I am sorry I don't share the same hatred with you about THE MAN WHO HIRED ME, but trust me, there are plenty of other people I hate. Like you.

I'm sorry you are so smart and so intelligent that the only way you can make yourself feel like that is to try and make me feel like you are smarter and more intelligent than me.

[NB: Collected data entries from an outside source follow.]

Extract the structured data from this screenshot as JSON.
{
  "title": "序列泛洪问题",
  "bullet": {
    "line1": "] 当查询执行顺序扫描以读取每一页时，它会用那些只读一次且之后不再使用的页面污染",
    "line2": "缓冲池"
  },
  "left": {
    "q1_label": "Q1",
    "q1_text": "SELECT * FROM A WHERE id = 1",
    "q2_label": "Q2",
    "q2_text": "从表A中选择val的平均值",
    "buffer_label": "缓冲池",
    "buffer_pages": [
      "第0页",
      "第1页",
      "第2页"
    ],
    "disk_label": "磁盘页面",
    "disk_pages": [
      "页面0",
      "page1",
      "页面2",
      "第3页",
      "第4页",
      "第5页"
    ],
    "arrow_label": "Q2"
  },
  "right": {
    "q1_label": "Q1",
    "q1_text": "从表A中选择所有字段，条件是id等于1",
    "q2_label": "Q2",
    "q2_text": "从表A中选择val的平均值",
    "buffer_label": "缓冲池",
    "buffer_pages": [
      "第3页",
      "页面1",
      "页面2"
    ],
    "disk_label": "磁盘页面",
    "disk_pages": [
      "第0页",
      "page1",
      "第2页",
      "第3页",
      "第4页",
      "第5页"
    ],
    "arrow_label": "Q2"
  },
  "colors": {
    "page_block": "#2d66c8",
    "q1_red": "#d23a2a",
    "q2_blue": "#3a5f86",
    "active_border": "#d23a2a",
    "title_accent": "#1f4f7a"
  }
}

I'm sorry you will never be successful at that.

Sunday, March 6, 2011

Test

Test

Test

Reasons I hate my roommate, in no particular order

He never does his dishes right away.
He sneaks a load of laundry in whenever someone else is doing theirs.
He takes other peoples laundry out of the washer to put his in, then leaves for the weekend.
(I'm he does this in the hope that someone else will finish it for him.)
He has bought toilet paper and paper towels exactly ONCE since he moved in 9 months ago.
He has not cleaned the bathroom, common area, or kitchen floor since he moved in.
Whenever the other roommates or I make dinner we always offer some to everyone. Whenever HE makes dinner, he NEVER offers anyone anything.
He has a female "friend" that he's "hanging out with" and she comes over late and they get rip-roaring drunk and are loud all freaking night.
He and his "friend" take a shower together in the morning. BEFORE everyone else uses it.
He comes home tired from work and takes up the whole freaking living room.
He has the most amazing dog in the world that I am convinced is my soulmate and he is so jealous that he takes the dog with him to grocery store, so not to leave the dog with me.
He has no problem expecting me to let the dog out to do his business in the freezing winter but when the dog snuggles on the couch with me he looks at me with such hate I recoil.
He YELLS at the dog, calling him a fucking idiot, because the dog doesn't want to be around his angry energy.
His room smells bad.
I hate his face.

Monday, February 14, 2011

Valentine's Day

It was so amazing to have lines of men stretched out into the aisles in front of every register clutching cards and boxes of chocolates and teddy bears to prove to their women that they DID NOT FORGET VALENTINE'S DAY.